Без оплаченных имеющими некоторую, пусть она и называется твёрдой, как-то уже безразлично, покупательную способность, а значит, продлевающих и поддерживающих скромное наше существование рублями, в былые годы частенько выручавших и даже, что там скрывать, спасавших перебивавшихся вовсе не регулярными и солидными, а случайными и обидно мелкими заработками бесчисленных литераторов, - поначалу мыкавшихся порознь, а потом, благо все слышали звон и быстро сообразили, куда надо идти, да и свято место пусто не бывает, всеми правдами и неправдами добивавшихся членства во всех этих группкомах, профкомах и прочих объединениях, которых по одной только Москве расплодилось видимо-невидимо, и которые на поверку оказались надёжной защитой от обвинений в тунеядстве - и настоящим, демонстративно подчёркивающим свою независимость и сознательно отграничивающим себя от союза писателей, оплотом свободных творческих личностей, - добываемых самыми разными способами, вплоть до незаконных, причём наиболее широко практиковались мнимые заболевания, зафиксированные как действительные, с помощью знакомых врачей, что придавало особую остроту этому в известной степени рискованному, хотя и давненько появившемуся в нашем не столь уж обширном репертуаре, фарсу, довольно смело, так сказать, подперчивая его, но не перебарщивая со специями, чтобы в меру жёг, да не обжигал, грозя, при допущении какой-нибудь нелепой оплошности, малейшей, вовремя не замеченной промашки, превратить его в бурную драму, и даже в переполненную страстями трагедию, смотря по тому, как всё в итоге сложится и что из всего этого запросто могут раздуть, но уж лучше бы, как и в предыдущих случаях, всё, ничем не выделяясь в общем потоке и не привлекая ничьего случайного внимания, потихоньку растворилось в невообразимом месиве всяких проштампованных и разграфлённых канцелярских бумажек, навсегда кануло в него, кануло - и сгинуло, принесло хоть и небольшую, но реальную пользу, попросту обошлось, - больничных листов.
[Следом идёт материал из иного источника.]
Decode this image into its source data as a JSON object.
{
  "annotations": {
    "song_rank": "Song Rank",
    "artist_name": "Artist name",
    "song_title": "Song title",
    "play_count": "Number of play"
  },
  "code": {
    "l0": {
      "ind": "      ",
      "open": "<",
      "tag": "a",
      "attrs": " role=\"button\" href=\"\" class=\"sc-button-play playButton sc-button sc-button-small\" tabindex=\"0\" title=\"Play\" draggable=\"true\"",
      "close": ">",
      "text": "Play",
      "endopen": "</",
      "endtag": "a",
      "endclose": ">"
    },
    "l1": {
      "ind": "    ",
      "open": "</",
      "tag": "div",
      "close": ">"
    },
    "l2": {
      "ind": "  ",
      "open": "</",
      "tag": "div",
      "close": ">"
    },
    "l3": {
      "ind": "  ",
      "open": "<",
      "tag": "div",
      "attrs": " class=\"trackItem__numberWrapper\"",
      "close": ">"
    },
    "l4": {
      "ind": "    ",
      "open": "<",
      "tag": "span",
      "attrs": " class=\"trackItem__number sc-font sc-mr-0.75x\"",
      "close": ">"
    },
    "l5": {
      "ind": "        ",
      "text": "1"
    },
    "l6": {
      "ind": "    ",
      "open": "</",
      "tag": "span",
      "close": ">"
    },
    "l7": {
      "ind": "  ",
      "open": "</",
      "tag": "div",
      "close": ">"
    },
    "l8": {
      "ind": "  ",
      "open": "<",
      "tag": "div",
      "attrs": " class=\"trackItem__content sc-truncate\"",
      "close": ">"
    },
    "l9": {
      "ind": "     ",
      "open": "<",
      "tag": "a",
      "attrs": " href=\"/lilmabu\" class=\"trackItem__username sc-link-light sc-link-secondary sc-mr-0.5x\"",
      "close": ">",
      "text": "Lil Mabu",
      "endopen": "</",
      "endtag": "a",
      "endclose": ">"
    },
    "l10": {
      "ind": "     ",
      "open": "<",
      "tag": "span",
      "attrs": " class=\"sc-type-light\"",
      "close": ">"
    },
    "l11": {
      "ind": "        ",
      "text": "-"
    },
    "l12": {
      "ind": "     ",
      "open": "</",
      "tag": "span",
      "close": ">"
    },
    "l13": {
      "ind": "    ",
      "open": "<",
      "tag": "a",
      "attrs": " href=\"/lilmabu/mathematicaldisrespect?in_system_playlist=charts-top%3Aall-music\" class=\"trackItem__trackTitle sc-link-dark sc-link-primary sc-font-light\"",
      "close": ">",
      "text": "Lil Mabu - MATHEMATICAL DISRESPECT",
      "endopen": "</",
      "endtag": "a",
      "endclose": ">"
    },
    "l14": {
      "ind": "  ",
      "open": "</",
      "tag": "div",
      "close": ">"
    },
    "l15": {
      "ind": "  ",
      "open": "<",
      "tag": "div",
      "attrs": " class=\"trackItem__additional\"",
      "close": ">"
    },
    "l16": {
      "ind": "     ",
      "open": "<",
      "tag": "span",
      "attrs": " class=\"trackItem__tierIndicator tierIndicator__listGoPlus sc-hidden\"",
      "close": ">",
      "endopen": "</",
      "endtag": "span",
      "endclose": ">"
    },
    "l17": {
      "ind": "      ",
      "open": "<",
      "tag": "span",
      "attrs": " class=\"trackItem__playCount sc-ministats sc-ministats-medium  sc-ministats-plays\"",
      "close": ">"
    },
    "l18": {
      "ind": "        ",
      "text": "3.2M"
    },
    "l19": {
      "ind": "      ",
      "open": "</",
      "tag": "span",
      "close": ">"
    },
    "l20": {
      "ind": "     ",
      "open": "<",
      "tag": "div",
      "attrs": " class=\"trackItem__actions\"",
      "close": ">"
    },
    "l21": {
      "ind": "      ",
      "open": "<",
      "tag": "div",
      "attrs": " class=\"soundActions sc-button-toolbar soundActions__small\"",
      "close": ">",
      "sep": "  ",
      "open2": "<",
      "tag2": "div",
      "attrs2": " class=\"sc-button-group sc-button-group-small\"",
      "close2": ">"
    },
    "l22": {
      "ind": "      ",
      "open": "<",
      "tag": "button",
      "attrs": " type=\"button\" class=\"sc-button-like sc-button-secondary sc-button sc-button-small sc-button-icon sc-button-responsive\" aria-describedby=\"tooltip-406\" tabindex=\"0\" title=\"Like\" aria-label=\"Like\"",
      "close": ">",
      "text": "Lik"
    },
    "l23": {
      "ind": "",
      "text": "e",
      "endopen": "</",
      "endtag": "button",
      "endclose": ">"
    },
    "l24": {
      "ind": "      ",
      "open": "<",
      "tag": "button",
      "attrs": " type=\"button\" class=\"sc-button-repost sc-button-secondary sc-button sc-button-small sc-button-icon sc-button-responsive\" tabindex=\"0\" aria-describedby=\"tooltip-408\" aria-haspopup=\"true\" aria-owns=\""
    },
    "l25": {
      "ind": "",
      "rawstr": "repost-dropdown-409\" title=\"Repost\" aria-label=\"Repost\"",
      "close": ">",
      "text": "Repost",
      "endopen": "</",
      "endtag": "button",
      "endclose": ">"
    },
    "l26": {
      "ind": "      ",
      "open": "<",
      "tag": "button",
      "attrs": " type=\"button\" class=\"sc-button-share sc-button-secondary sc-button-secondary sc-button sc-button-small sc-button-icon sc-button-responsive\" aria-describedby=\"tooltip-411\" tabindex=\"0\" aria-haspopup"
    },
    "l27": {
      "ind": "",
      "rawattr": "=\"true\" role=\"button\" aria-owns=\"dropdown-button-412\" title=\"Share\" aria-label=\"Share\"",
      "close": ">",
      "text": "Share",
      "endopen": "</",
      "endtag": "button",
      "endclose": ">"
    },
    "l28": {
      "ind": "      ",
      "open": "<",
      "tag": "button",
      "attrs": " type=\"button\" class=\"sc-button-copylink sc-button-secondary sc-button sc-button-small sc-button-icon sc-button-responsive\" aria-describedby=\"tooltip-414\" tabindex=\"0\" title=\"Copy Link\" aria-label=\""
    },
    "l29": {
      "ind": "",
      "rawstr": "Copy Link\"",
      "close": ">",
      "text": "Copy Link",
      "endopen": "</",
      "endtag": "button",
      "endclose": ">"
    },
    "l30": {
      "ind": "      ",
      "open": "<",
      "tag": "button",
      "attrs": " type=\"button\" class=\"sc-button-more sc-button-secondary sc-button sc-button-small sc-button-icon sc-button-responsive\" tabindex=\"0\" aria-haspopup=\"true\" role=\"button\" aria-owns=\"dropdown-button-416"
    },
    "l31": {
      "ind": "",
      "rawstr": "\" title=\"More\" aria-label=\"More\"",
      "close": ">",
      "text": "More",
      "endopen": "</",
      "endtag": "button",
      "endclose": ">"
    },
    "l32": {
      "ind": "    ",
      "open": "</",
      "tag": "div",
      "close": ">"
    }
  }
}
...Ну прямо баховское многоголосие у меня. Полифония, да ещё какая! Контрапункт. Звучание. Дыхание. Ритм. Орган. Фортепиано.

Двадцать четыре прелюдии и фуги?

Или кончерто гроссо - то есть, по-русски, большой концерт?

Нет, это - фуга. Просто - фуга.

Иоганн Себастьян Бах. Мой учитель. Мало кто это понимает. Ну, приветствую вас, маэстро!..


- Не ручей, а море имя ему, - верно сказал Бетховен.


Кем гордиться ты будешь, отечество? Чьё оценишь когда-нибудь творчество? Будь достойно его, одиночество! Или жречество? Гений и труд.


* * *

    - Есть особые люди средь нас...

    Ну откуда она взялась,
    эта вспыхнувшая звездою
    в городской полумгле строфа,
    вдруг возникшая предо мною
    и пришедшая навсегда?

    Из печали, конечно, -
    из этого старого, странного зеркала.

Всею ртутной, подвижною прорвой своею, подслеповатой и жуткой, донельзя, до невозможности бездонной, страшащей и всё же завораживающей, неудержимо и властно притягивающей к себе, зыблется и отрешённо мерцает оно где-то там, внутри, в такой умопомрачительной глубине и в таком невообразимом отдалении, что голова идёт кругом и всё тело охватывает беспокойная, зябкая дрожь.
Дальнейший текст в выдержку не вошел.